BTG: Has your policy experience—at the U.S. Department of State and the United Nations Association of the USA—influenced the way you approach your scholarly research?  

ES: Definitely! My first jobs at the State Department and the UNA were focused on humanitarian de-mining and my work brought me to Afghanistan, Bosnia-Herzegovina, Djibouti, and Pakistan. My experiences working in the field and in DC and New York completely transformed my then profoundly naïve thinking about foreign aid and development. I returned to graduate school in part because I wanted to deepen my theoretical understanding of the political economy of development. Those first experiences, though, were instrumental in underscoring the value of fieldwork in helping us to refine and, in some cases, rethink our theoretical assumptions about how aid (or anything else really) works in practice. They also left me with a better appreciation for the constraints that policymakers and practitioners face within their respective bureaucracies and an understanding of how they navigate those to advance their work.

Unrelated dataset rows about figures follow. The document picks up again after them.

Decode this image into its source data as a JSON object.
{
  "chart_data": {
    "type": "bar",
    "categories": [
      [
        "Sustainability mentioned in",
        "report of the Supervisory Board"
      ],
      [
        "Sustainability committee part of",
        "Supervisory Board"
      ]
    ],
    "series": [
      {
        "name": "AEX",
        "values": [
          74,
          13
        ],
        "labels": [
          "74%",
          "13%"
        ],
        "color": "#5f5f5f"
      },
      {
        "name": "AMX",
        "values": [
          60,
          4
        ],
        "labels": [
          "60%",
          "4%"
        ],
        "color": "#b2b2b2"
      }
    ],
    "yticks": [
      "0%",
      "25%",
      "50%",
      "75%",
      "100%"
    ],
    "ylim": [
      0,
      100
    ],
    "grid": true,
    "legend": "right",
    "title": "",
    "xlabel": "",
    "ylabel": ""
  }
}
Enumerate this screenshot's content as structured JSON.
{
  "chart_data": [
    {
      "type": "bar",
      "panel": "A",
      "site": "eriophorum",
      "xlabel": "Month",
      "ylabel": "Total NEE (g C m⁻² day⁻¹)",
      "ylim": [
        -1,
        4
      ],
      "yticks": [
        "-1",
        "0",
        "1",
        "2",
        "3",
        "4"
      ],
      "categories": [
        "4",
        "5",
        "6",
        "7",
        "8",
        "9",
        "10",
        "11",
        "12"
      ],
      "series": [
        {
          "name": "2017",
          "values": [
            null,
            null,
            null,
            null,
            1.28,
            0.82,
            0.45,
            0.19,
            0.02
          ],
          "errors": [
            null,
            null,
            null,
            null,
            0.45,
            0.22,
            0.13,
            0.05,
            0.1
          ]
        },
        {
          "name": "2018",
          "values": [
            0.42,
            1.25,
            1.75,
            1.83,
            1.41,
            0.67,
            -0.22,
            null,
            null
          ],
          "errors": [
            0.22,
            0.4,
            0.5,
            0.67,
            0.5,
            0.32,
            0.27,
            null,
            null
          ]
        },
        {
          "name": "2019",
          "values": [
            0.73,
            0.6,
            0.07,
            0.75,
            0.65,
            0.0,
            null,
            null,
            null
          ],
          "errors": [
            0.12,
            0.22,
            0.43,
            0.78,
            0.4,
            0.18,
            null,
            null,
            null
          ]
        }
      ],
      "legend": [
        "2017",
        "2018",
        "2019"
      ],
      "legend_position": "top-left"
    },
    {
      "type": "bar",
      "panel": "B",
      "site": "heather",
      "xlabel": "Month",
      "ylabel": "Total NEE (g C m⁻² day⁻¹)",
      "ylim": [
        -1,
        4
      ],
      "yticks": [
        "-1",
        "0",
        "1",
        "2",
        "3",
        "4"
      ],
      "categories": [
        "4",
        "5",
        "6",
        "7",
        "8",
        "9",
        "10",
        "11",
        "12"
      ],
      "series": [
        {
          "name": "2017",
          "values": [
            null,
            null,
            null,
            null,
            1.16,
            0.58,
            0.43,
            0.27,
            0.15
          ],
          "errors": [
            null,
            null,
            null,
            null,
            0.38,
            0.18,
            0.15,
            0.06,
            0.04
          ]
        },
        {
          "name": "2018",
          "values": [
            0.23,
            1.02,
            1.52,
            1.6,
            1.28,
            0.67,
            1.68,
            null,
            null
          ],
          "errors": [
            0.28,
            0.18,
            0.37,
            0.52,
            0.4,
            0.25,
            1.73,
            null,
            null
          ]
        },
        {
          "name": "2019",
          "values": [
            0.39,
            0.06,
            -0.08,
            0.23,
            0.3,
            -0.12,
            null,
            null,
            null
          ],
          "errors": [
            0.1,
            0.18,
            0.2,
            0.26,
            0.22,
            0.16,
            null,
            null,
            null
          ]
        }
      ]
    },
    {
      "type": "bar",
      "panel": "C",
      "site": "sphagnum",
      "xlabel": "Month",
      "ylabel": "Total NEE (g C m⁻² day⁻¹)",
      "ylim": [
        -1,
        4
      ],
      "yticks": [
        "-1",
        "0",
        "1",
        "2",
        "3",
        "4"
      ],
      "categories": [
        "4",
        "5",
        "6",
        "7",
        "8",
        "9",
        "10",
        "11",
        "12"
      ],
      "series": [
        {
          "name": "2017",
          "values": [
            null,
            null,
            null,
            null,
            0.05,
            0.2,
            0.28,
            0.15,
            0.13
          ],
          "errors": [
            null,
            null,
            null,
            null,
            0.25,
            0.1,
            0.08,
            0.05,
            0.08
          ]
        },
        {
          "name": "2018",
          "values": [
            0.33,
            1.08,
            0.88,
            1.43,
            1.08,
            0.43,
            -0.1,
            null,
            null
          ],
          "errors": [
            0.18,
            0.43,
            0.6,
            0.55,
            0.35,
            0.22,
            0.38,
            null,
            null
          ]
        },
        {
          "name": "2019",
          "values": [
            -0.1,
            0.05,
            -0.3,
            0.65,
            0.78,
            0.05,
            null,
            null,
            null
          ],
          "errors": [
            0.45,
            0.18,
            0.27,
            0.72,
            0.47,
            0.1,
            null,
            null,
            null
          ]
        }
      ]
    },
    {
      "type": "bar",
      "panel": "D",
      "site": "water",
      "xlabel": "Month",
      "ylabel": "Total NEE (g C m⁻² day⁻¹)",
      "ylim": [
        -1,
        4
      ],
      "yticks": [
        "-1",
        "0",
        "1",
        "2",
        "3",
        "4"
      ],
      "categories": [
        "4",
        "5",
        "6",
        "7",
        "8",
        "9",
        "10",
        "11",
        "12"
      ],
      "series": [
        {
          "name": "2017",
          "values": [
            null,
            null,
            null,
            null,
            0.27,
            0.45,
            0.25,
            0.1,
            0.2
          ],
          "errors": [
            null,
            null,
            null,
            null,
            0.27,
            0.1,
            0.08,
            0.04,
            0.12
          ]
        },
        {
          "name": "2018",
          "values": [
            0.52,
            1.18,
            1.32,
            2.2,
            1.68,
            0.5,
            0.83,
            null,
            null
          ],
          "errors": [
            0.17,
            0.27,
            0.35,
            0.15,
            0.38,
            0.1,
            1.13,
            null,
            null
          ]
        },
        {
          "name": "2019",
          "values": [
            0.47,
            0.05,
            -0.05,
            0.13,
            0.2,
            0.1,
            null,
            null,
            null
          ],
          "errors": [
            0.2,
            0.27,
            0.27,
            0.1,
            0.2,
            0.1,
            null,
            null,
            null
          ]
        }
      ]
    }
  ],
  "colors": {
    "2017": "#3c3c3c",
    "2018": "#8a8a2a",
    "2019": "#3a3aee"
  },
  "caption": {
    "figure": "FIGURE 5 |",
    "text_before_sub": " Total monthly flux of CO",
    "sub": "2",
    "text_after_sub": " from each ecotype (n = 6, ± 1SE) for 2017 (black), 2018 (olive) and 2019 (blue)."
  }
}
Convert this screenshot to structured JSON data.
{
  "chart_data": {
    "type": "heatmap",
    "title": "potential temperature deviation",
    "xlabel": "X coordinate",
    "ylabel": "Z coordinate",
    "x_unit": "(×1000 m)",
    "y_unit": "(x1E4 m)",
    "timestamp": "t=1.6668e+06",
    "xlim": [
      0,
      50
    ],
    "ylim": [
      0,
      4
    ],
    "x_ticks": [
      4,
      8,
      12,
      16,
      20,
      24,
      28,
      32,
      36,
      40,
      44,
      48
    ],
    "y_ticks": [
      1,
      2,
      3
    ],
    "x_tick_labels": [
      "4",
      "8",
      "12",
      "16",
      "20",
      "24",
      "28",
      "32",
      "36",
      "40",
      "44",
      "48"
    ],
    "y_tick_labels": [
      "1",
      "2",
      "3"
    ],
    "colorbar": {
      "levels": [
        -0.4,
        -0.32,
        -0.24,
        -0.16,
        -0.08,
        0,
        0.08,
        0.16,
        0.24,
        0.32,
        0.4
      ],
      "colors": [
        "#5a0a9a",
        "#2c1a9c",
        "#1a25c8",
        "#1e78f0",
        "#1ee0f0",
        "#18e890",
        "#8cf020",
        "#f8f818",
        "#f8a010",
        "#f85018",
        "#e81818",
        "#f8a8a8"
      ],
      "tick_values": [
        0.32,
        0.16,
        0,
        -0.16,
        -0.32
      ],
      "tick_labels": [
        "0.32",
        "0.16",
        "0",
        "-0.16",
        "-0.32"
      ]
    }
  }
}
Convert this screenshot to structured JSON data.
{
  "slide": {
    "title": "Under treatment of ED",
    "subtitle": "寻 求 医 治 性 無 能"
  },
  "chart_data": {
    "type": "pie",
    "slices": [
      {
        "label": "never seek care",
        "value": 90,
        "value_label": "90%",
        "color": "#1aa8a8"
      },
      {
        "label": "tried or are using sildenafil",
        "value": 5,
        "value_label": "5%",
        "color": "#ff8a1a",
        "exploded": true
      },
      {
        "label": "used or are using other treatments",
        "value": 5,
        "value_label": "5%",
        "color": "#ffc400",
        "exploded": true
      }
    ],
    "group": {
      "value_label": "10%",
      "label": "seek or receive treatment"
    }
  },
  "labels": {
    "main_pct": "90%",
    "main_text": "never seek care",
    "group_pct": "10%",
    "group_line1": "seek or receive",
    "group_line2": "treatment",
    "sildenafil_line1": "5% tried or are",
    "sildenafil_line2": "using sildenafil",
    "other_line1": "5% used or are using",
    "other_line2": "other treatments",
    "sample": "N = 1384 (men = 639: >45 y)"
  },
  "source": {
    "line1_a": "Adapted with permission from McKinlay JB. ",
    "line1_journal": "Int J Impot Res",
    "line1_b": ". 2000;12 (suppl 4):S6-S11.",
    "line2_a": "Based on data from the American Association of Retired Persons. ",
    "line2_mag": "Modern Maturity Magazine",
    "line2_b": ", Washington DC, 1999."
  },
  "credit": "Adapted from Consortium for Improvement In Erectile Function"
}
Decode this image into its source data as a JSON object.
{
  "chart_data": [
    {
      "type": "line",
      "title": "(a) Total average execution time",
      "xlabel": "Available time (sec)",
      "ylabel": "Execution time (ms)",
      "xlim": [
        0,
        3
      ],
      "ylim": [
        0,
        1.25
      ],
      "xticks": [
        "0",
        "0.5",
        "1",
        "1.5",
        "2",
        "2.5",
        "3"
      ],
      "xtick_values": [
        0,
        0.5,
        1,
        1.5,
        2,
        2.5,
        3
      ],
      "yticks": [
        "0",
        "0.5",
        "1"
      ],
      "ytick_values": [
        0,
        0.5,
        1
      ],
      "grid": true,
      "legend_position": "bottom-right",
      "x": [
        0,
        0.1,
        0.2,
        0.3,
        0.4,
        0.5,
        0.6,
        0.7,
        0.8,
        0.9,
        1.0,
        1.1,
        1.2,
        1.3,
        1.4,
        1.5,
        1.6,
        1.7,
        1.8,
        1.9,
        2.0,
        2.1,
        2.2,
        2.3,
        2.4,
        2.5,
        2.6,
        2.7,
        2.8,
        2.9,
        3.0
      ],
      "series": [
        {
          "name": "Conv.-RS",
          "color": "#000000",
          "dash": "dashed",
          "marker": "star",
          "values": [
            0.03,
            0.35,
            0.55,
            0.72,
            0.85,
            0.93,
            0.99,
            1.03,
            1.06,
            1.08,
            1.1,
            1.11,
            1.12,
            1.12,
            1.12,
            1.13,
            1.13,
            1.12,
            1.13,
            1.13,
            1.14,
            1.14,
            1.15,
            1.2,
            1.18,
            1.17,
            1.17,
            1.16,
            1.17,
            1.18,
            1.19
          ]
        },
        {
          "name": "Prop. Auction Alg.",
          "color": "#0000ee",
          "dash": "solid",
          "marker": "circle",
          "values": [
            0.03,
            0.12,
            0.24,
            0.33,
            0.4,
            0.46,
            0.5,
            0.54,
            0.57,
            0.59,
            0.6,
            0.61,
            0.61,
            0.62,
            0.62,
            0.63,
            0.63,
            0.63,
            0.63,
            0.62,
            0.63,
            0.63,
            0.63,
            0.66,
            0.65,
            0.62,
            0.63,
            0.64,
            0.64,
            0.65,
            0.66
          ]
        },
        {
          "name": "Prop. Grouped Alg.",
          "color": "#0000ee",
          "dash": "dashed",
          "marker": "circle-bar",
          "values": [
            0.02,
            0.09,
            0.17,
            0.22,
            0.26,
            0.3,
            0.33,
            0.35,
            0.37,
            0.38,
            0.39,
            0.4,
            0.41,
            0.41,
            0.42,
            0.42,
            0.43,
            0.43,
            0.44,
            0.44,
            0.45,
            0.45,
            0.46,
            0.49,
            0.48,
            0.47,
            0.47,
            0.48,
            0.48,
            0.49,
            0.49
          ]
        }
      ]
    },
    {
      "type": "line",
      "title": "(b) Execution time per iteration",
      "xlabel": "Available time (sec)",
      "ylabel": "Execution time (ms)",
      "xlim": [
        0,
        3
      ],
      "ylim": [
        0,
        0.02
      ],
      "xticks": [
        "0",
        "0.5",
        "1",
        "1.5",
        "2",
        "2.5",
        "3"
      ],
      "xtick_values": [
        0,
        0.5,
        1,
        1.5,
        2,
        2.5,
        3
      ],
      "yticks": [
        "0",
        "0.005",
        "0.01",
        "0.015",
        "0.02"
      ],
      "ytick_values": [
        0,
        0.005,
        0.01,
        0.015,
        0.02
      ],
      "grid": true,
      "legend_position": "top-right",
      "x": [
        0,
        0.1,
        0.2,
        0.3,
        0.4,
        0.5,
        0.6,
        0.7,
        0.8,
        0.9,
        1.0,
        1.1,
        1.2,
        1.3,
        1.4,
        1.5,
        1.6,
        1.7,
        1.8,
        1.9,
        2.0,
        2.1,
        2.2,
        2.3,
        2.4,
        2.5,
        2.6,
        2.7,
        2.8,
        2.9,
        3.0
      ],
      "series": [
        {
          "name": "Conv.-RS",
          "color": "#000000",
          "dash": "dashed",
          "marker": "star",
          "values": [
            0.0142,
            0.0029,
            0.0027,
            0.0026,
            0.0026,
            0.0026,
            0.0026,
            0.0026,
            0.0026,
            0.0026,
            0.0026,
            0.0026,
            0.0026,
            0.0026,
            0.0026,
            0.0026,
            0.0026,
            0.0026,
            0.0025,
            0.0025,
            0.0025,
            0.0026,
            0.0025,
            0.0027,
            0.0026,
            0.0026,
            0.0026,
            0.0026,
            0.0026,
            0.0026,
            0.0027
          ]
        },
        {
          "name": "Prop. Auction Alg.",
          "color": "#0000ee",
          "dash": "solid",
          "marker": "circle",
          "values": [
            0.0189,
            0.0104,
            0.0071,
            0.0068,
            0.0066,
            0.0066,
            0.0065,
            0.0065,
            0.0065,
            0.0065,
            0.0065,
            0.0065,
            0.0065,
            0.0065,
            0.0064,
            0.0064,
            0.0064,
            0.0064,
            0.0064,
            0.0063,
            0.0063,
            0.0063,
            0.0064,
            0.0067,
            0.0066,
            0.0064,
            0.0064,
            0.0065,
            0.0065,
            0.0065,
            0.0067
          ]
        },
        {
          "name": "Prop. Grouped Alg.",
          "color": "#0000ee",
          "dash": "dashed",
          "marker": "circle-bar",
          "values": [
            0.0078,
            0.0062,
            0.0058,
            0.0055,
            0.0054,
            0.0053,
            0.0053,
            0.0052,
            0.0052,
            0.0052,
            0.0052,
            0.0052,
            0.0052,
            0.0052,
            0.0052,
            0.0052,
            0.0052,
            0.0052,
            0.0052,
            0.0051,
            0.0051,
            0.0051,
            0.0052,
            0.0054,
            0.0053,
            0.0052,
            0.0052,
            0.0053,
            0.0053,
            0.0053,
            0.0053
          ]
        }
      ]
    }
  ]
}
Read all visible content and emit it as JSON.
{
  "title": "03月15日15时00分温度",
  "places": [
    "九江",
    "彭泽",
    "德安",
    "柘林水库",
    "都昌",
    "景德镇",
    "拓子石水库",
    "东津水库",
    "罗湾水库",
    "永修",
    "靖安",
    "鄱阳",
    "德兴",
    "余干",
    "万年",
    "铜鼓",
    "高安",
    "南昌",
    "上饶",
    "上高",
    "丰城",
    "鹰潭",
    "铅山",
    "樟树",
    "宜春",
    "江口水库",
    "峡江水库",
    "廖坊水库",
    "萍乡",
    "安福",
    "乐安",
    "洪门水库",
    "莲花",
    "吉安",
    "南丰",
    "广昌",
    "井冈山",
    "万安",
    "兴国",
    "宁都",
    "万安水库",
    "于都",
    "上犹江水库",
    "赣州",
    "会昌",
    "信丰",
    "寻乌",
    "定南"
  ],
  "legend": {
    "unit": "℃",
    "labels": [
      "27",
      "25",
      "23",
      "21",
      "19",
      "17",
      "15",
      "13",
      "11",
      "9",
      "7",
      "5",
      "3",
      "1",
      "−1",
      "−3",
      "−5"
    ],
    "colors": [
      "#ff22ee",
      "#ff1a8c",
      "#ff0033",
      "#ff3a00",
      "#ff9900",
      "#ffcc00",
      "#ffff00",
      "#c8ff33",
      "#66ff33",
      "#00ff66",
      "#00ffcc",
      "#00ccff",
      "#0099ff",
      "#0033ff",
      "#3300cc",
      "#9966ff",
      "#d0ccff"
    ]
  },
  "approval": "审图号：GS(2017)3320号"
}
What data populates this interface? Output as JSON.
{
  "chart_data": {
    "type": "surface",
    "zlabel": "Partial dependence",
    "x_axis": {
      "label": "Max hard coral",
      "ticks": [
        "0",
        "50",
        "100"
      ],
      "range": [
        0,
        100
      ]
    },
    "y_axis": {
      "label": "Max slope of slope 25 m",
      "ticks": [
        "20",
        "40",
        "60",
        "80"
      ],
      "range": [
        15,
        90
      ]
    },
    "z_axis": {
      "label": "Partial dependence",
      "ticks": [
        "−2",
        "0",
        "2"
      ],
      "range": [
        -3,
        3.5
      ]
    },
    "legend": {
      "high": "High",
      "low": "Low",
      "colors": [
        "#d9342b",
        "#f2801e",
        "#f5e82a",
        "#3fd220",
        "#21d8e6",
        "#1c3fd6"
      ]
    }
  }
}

The way I think about communicating my research is also influenced by my time at State and UNA. Figuring out how to get people to care about something far removed from their own daily reality was a core component of both jobs. For example, at UNA, that meant mobilizing grassroots support in the US for deminers and landmine survivors in Afghanistan and Vietnam. At the State Department, it meant trying to sustain support within the government for U.S. humanitarian de-mining programs. To do both effectively, one had to tell a story and humanize and make tangible the experiences of those affected by landmines. I think about this a lot with my own work, particularly my current research on the economic dimensions of the Arab uprisings. The Middle East traditionally has been studied or discussed purely through the lens of U.S. security interests. The experiences and realities of the region’s citizens are often absent from those discussions to the detriment of more nuanced policy. I hope to be able to bring those perspectives more squarely into both scholarly and policy discourses.